—Mais votre mère...

—Mais ma mère n'était que ma mère... et ma femme était ma femme!—s'écria-t-il courroucé.—Le temps que j'ai passé près d'Ursule sera toujours le plus beau temps de ma vie... Elle qui m'était si supérieure par l'esprit et par l'éducation, elle s'était mise à mon niveau! Et puis si belle... si belle! Oh! que de nuits de rage furieuse j'ai passées dans notre chambre déserte en l'appelant à grands cris!... Oublier!... mais vous ne savez donc pas que je l'aimais autant, plus peut-être, pour sa ravissante beauté que pour son esprit charmant?... Oublier!... et pourquoi? pour vivre tête à tête avec ma mère, n'est-ce pas? Quelle compensation!

—Mais ce que vous dites là est affreux... Croyez-vous qu'il ne lui soit pas pénible de voir combien ses consolations sont impuissantes?

—Eh! que ma mère veut-elle de plus?... elle est heureuse et contente... J'ai abandonné Ursule à son sort... j'ai juré sur la mémoire de mon père de ne plus la revoir... de ne jamais lui pardonner... Je tiens ma promesse... quoiqu'elle me coûte. Pourquoi ma mère veut-elle me disputer mes larmes... mes larmes que je lui cache tant que je puis?... Pourtant...—Et les lèvres de M. Sécherin tremblèrent convulsivement, de grosses larmes roulèrent dans ses yeux, il cacha sa tête dans ses mains et tomba assis sur un banc de pierre en sanglotant.

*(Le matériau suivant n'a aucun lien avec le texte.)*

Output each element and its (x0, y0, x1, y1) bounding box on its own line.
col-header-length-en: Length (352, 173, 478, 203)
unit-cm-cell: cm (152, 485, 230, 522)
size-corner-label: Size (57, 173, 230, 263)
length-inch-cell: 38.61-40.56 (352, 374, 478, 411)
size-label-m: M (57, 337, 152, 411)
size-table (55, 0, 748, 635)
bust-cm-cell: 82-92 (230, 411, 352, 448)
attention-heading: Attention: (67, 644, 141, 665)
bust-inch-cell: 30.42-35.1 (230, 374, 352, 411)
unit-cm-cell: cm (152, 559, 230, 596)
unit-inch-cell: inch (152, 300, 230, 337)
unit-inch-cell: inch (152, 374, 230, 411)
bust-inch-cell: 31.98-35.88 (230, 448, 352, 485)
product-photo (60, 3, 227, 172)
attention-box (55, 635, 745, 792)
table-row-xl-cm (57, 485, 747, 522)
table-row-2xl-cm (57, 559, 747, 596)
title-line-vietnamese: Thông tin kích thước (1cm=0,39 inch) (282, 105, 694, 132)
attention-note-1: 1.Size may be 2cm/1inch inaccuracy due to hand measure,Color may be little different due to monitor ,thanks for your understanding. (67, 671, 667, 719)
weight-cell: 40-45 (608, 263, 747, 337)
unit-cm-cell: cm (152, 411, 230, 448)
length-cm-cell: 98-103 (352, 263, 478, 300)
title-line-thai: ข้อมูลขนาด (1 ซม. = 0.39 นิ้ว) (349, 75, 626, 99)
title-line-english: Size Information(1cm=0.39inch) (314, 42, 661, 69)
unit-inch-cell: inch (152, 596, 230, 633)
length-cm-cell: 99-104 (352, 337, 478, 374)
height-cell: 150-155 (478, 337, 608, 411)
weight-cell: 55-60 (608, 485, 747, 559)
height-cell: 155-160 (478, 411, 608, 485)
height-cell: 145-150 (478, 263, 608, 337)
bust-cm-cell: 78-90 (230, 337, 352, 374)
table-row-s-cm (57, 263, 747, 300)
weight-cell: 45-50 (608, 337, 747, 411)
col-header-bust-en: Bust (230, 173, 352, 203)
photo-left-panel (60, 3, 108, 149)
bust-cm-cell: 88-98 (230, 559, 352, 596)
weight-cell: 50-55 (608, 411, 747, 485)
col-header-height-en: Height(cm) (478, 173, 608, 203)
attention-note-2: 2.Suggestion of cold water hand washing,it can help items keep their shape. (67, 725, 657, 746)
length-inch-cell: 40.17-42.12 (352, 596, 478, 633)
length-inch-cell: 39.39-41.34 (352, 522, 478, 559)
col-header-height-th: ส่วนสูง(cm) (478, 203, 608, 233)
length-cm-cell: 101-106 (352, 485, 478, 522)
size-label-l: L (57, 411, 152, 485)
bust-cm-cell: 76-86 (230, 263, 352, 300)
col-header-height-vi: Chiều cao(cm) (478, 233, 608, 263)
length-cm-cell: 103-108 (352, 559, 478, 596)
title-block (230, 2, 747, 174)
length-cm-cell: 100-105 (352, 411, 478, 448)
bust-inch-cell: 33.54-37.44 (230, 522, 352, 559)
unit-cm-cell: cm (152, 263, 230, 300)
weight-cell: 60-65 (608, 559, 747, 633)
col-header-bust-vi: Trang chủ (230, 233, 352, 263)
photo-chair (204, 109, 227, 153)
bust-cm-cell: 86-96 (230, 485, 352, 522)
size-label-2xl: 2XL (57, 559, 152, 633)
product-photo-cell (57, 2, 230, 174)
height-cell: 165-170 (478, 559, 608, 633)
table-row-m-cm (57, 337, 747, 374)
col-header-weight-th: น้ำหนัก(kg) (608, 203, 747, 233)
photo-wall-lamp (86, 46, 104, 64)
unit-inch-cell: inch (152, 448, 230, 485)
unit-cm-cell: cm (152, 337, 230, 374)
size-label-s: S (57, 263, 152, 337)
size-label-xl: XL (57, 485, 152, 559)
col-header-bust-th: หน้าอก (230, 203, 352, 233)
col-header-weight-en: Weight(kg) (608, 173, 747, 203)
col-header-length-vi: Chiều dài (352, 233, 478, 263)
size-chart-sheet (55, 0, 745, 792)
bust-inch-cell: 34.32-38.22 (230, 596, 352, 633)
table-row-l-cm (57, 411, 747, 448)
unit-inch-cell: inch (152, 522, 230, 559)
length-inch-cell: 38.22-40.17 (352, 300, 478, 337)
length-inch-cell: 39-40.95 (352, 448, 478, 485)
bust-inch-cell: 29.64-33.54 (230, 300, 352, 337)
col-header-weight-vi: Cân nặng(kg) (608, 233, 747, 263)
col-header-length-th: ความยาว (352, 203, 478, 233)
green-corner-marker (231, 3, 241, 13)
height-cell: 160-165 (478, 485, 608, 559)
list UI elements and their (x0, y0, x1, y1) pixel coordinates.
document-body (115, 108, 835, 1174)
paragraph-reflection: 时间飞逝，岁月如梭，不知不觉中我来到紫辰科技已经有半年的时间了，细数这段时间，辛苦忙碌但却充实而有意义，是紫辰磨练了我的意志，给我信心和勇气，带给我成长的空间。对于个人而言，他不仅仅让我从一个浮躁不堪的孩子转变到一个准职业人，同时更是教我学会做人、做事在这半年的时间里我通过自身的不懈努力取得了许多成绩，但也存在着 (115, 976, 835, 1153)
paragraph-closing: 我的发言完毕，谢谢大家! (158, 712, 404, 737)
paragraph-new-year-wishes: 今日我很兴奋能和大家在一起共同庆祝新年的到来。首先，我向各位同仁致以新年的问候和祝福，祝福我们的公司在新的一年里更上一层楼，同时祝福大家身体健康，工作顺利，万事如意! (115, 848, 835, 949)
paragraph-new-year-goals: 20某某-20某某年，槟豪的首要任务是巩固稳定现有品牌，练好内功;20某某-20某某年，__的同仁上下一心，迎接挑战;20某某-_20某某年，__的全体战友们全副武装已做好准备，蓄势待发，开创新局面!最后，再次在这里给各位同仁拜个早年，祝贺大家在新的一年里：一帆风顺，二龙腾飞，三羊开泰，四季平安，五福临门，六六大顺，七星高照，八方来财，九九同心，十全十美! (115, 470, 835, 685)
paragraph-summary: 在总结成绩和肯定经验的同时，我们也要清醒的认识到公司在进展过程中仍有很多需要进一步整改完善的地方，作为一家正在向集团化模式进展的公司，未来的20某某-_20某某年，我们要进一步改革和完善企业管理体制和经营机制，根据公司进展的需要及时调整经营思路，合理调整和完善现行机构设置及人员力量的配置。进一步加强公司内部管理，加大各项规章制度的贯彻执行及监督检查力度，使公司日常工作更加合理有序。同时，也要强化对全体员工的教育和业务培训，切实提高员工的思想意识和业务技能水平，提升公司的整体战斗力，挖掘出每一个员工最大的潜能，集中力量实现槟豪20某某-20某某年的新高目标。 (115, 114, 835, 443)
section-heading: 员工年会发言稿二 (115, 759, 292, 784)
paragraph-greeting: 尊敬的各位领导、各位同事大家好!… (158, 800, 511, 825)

Épouvantée de cet affreux amour, je restai muette...

—Tenez, je suis ridicule, je suis vil, je suis fou... je le sais,—reprit mon cousin en essuyant ses yeux, mais, que voulez-vous! c'est plus fort que moi... Accablez-moi, je le mérite, car... car je l'aime encore...

—Vous l'aimez encore?

—Oui... c'est honteux, c'est horrible... je l'aime autant que je l'ai jamais aimée.

—Est-il possible, mon Dieu!

—J'ai beau me raisonner, j'ai beau me dire que sa conduite avec votre mari est mille fois plus coupable que si elle avait cédé à l'amour... j'ai beau me dire qu'il faut être profondément corrompue pour s'être donnée ainsi qu'elle s'est donnée... Eh bien! sans ma mère... entendez-vous! sans ma mère, vingt fois je serais allé tuer M. de Lancry ou me faire tuer par lui; si je l'avais tué, je me serais jeté aux pieds d'Ursule pour tout lui pardonner... et je suis sûr qu'à force d'indulgence et de bonté je l'aurais ramenée à de bons sentiments... Car, voyez-vous, personne ne la connaît comme moi...—dit-il en essuyant ses yeux.—C'est bien plutôt sa tête que son cœur qu'il faut accuser.